Cash Flow (per expert)................................$ 412,663
Capitalized at 12%....................................$ 3,438,858
Add: Current Assets...................................$ 1,016,829
Less: Current Liabilities..............................($ 525,891)
Less: Notes Payable 6/30/2005.....................($ 2,199,028)
Less: Rebuild Note...................................($ 950,000)
[An obligation to refurbish one of the units.]

VALUE....................................................$ 780,768

The husband had appealed the trial court’s ruling as to valuation but the appellate tribunal held:

Mr. Bertuca next complains that the trial court failed to consider the non-marketability of his interest in [the franchises]. Since our determination as to value is based upon the earnings value of the partnership, that value would not be impacted by the lack of marketability of Mr. Bertuca's interest unless it appeared from the record that his needs or situation were such that a sale of his interest would be necessary or desirable. The trial court very carefully drafted its ruling in the case allowing Mr. Bertuca to pay the amount awarded over time so that he would not [*21] have to sell his partnership interest in order to satisfy the award. Since the partnership indebtedness is serviced by the income derived from the business and will be paid in seven years, the value of the business significantly increases with time and we are satisfied it is in Mr. Bertuca's best interest to maintain his interest in the partnership. There is no indication in the record that Mr. Bertuca has any intention of selling his interest in [the franchises]. Thus the value of the business is not affected by the lack of marketability and discounting the value for non-marketability in such a situation would be improper. Anderson, 2006Tenn. App. LEXIS 592, 2006 WL 2535393, at*4.

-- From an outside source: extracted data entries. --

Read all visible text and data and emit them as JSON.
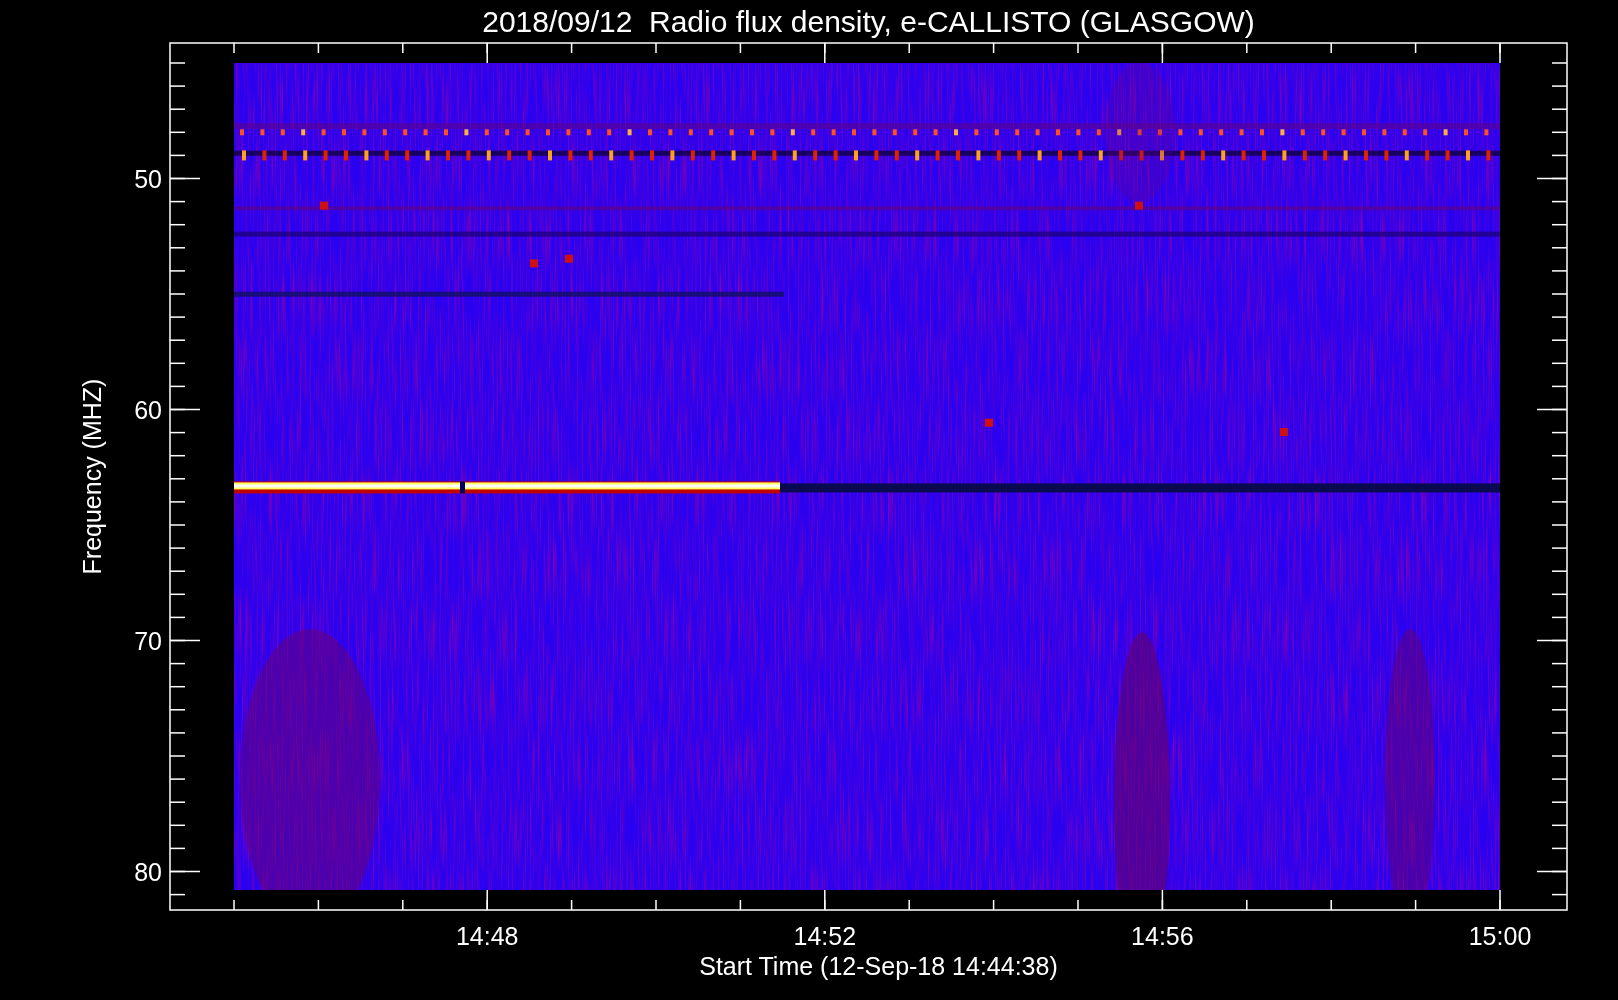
{
  "plot": {
    "title": "2018/09/12  Radio flux density, e-CALLISTO (GLASGOW)",
    "y_axis": {
      "label": "Frequency (MHZ)",
      "ticks": [
        "50",
        "60",
        "70",
        "80"
      ]
    },
    "x_axis": {
      "label": "Start Time (12-Sep-18 14:44:38)",
      "ticks": [
        "14:48",
        "14:52",
        "14:56",
        "15:00"
      ]
    }
  }
}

And the court went on to add:

Mr. Bertuca makes a similar argument with regard to the trial court's failure to reduce the value due to the buy-sell agreement applicable to his ninety percent partnership interest. He correctly points out that a trial court should consider such an agreement when determining the value of a business. See, Harmon v. Harmon, No. W1998-00841-COA-R3-CV, 2000 Tenn. App. LEXIS 137, 2000 WL 286718, at *9-10 (Tenn.Ct.App. March 2, 2000). As with Mr. Bertuca's lack of marketability argument, such a provision only affects the value if he plans to sell his interest [*22] in the partnership and the record is devoid of any suggestion that he intends to do so. The buy-sell provision, therefore, does not affect the value of his interest in the partnership determined on a value of earnings basis.

So much for the concept of “fair market value” in divorce proceedings! It appears that if there is to be no sale, some courts will not use a hypothetical sale as a basis for valuation.

Bertuca v. Bertuca, 2007 Tenn. App. LEXIS 690, (filed November 14, 2007) will appear in the CCH Business Franchise Guide.This decision was provided by David Beyer, Esq. of DLA Piper, for which the author expresses special gratitude.

Additional information on franchise valuation issues appears in CCH Franchise Regulation and Damages by Byron E. Fox and Bruce S. Schaeffer.